Após a Guerra Civil Inglesa, Samuel Hartlib e sua comunidade baconiana promoveram a aplicação científica, o que mostrou a popularidade da utilidade. Para William Petty, os administradores deveriam ser “habilidosos nas melhores regras da astrologia judicial” para “calcular os eventos das doenças e prognosticar o tempo”. [ citação necessária ] Institucionalmente, o Gresham College propagou o avanço científico para um público maior, como comerciantes, e mais tarde este instituto cresceu e se tornou a Royal Society. William Cuningham ilustrou a função utilitária da cosmografia pelo instrumento militar dos mapas. John Dee usou a matemática para estudar a localização - seu principal interesse em geografia e incentivou a exploração de recursos com descobertas coletadas durante as viagens. A Reforma da Religião estimulou a exploração e investigação geográfica. Philipp Melanchthon mudou a produção de conhecimento geográfico de "páginas das escrituras" para "experiência no mundo". Bartholomäus Keckermann separou a geografia da teologia porque o "funcionamento geral da providência" exigia investigação empírica. Seu seguidor, Bernhardus Varenius, fez da geografia uma ciência no século 17 e publicou Geographia Generalis, que foi usado no ensino de geografia de Newton em Cambridge.
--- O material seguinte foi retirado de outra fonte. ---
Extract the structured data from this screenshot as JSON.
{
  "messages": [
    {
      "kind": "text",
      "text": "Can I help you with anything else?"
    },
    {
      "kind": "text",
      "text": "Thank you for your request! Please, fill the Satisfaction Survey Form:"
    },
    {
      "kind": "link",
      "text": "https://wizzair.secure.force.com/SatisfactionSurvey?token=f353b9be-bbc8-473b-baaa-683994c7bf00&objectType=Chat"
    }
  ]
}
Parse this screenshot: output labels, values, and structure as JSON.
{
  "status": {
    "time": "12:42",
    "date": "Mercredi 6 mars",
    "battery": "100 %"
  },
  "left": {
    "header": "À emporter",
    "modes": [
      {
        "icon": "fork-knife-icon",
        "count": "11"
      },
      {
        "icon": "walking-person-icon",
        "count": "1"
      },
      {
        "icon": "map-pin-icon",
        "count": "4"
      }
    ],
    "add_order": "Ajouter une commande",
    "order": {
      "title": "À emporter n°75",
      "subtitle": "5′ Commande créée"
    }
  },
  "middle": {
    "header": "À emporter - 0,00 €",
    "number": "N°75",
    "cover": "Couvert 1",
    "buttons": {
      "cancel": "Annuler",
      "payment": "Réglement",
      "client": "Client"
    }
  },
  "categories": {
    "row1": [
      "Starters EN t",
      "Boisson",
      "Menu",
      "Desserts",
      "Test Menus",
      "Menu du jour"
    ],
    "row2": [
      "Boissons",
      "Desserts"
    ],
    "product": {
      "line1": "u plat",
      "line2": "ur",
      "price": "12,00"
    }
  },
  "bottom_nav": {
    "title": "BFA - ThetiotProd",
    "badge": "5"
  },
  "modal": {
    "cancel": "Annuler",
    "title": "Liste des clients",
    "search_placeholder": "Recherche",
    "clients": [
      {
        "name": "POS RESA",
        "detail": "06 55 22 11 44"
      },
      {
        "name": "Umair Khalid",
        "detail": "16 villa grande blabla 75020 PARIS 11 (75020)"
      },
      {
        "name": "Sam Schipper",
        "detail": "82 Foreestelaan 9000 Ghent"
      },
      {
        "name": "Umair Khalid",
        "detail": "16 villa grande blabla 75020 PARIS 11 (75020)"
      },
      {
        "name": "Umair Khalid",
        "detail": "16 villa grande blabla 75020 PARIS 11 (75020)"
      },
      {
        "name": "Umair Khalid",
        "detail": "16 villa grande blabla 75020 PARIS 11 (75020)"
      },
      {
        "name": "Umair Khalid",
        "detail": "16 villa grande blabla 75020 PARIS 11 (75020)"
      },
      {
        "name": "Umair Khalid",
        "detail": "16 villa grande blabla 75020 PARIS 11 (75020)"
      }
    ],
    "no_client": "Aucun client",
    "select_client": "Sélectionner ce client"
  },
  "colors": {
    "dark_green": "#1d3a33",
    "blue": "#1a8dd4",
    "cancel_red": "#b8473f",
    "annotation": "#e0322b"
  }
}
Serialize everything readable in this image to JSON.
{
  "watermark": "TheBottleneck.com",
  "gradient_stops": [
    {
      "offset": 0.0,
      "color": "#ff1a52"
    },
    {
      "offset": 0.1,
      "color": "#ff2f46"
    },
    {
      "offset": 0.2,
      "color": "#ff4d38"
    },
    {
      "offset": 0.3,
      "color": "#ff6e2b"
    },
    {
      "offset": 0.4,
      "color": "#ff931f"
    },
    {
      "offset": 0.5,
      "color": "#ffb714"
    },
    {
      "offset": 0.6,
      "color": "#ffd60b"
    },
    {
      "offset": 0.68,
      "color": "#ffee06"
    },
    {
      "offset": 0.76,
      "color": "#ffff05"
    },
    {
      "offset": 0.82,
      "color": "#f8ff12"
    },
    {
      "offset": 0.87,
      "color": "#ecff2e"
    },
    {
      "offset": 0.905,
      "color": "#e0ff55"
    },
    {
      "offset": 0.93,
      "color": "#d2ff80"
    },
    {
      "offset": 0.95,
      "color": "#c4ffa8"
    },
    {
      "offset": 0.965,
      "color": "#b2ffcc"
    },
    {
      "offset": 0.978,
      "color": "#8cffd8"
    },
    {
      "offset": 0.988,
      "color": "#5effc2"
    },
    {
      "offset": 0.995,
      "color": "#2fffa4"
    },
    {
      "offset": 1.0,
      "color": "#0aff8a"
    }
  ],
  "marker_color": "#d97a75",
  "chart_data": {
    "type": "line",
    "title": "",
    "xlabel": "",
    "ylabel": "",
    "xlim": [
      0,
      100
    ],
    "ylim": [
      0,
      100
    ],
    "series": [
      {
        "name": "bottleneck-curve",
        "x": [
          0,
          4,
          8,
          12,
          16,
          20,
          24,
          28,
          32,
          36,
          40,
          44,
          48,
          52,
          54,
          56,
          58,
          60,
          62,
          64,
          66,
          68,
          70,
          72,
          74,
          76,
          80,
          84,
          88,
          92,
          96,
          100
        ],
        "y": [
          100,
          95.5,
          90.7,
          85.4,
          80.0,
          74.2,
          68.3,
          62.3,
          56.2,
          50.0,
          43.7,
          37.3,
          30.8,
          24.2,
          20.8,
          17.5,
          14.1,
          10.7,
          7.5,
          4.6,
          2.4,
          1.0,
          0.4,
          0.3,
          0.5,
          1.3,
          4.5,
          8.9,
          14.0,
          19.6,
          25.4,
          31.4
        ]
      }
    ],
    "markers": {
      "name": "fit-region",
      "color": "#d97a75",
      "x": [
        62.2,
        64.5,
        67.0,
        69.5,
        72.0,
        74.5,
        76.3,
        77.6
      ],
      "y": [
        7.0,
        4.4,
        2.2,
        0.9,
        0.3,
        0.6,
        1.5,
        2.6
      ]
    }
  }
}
A ciência se desenvolve junto com o empirismo. O empirismo ganha seu lugar central, enquanto a reflexão sobre ele também cresce. Os praticantes de magia e astrologia primeiro abraçaram e expandiram o conhecimento geográfico. A Teologia da Reforma focou mais na providência do que na criação como anteriormente. A experiência realista, em vez de ser traduzida das escrituras, surgiu como um procedimento científico. O conhecimento geográfico e o método desempenham papéis na educação econômica e na aplicação administrativa, como parte do programa social puritano. As viagens ao exterior forneceram conteúdo para pesquisas geográficas e teorias formadas, como o ambientalismo. A representação visual, cartográfica ou cartográfica, mostrou seu valor prático, teórico e artístico.

Os conceitos de "Espaço" e "Lugar" chamam a atenção na geografia. Por que as coisas estão lá e não em outro lugar é um tópico importante na Geografia, junto com debates sobre espaço e lugar. Essas percepções podem remontar aos séculos 16 e 17, identificadas por M. Curry como "Espaço Natural", "Espaço Absoluto", "Espaço Relacional" (No Espaço e Prática Espacial) Depois de Descartes Princípios de Filosofia, Locke e Leibniz consideraram o espaço como relativo, o que tem influência de longo prazo na visão moderna do espaço. Para Descartes, Grassendi e Newton, o lugar é uma porção do "espaço de absolvição", que é neural e dado. No entanto, de acordo com John Locke, "Nossa idéia de lugar não é nada mais, mas essa posição relativa de qualquer coisa" (em Um ensaio sobre a compreensão humana) "Distância" é a modificação pivô do espaço, porque "Espaço considerado apenas em comprimento entre dois seres quaisquer, sem considerar qualquer outra coisa entre eles". Além disso, o local é "feito por Homens, para o seu uso comum, para que possam desenhar a Posição das Coisas em particular". No Quinto artigo em resposta a Clarke, Leibniz afirmou: "Os homens imaginam lugares, traços e espaço, embora essas coisas consistam apenas na verdade das relações e de forma alguma em qualquer realidade absoluta". O espaço, como uma “ordem de coexistência”, “só pode ser uma coisa ideal, contendo uma certa ordem, onde a mente concebe a aplicação da relação”. Leibniz avançou com o termo "distância", pois o discutiu junto com "intervalo" e "situação", não apenas um caráter mensurável. Leibniz uniu lugar e espaço à qualidade e quantidade, ao dizer "Quantidade ou magnitude é aquilo nas coisas que podem ser conhecidas apenas por sua compressão simultânea - ou por sua percepção simultânea. Qualidade, por outro lado, é o que pode ser conhecido nas coisas quando eles são observados isoladamente, sem exigir qualquer compressão. " No Espaço Moderno como Relativo, o lugar e o que está no lugar são integrados. "A Supremacia do Espaço" é observada por E. Casey quando o lugar é resolvido como "posição e até ponto" pelo racionalismo de Leibniz e pelo empirismo de Locke.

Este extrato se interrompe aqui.